3. Loose the comfort zone on equipment and lenses. I seldom use flash unless forced to and Nikon keeps uping the acceptable ISO range of its sensors so I seem to be less forced to than in the past. But it really is not the amount of light, but its quality and shape. This is the year to get over the flash hangup. The same with lenses. I love my Nikon 24-70mm and my 70-200mm and probably shoot 95 percent of my images with one of these two, but - believe me - that is not all the glass I own. This year I am going to press myself not just to carry other lenses, but to actually put them on the camera and shoot with them. It is truly a heresy, but I have been seduced by a non-Nikon camera. A Panasonic Lumix GF1is her name. Sure it is only a play thing. She is light, dances in my hands as if I were 40 years younger, captures light but not frowning stares from security guards. I know that I will return to my Nikons, too much invested and an EBay divorce would be way too costly and they are too young to become orphans.
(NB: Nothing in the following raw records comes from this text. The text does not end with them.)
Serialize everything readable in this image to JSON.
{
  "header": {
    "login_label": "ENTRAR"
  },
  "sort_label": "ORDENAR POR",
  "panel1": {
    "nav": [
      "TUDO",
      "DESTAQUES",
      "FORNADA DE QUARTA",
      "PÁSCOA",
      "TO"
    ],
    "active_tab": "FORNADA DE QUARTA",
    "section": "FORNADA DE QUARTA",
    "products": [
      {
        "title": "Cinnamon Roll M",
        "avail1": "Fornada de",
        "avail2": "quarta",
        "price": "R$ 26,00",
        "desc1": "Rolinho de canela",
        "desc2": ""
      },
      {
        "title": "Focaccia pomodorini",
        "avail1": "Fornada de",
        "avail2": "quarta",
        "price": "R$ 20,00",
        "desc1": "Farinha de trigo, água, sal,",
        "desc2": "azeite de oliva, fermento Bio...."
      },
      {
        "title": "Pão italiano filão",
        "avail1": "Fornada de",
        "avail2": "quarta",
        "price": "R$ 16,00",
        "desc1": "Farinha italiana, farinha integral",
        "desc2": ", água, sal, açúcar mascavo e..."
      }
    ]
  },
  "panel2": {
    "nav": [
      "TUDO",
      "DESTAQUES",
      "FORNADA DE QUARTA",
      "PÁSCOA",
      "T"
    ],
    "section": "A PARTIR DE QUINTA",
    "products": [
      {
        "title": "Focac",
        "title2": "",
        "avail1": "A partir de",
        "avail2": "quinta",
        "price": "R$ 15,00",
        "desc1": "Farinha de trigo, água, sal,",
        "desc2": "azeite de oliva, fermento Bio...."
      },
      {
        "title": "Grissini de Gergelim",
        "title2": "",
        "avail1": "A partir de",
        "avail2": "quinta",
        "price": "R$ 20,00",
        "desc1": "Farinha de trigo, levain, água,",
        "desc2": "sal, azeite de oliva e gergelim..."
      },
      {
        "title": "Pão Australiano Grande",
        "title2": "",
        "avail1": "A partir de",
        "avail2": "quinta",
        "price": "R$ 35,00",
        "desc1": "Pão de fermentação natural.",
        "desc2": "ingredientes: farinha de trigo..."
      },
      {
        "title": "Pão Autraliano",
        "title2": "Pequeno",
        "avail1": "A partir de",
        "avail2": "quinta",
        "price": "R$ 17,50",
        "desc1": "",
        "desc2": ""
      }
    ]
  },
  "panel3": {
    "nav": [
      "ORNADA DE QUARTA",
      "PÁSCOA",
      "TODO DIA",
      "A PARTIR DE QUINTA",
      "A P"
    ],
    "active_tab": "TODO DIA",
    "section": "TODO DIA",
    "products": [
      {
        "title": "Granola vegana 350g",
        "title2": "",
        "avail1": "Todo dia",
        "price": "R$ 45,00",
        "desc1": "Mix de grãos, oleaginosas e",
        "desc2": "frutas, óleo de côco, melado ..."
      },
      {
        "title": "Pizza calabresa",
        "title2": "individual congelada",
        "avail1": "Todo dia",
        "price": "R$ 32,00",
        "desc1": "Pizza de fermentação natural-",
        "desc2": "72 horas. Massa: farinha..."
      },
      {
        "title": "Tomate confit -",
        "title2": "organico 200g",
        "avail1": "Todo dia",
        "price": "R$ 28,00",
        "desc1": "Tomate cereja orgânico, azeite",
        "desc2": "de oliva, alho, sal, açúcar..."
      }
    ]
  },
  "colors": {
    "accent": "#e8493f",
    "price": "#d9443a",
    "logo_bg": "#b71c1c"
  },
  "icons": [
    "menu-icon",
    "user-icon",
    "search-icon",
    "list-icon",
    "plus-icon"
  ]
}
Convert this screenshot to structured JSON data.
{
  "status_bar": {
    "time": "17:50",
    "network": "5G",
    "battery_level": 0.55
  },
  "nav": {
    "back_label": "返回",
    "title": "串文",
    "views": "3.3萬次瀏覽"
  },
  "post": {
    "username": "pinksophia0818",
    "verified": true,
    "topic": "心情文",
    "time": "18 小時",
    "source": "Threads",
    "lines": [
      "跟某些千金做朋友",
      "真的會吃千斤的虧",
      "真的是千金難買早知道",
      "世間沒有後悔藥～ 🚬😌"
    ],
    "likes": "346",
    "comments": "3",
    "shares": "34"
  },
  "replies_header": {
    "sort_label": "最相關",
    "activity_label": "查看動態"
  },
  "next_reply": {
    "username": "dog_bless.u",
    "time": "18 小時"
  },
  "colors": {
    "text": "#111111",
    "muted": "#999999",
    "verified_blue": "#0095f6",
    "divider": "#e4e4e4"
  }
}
But I will take only the GF1 -- some of the time.

Enough of this and the Merlot is running low.
Happy New Year and good shooting!!

Thursday, December 24, 2009

Riding With Respect


"Just one rider Standing the Flag line The right thing to do"

While photographing a funeral yesterday at Arlington National Cemetery, I was struck by the silent dignity, strength and compasion shown by the small group of men and women of the Patriot Guard Riders who show up at every funeral of an active duty member of the Armed Forces. Certainly in this City of suits and uniforms they do not look like the average citizen. To some they may even look slightly scarry. But let me tell you as I have met and talked to a number of them this past year and watched the way suffering family members draw strength from their presence, the only thing scarry to me is that their numbers are so few.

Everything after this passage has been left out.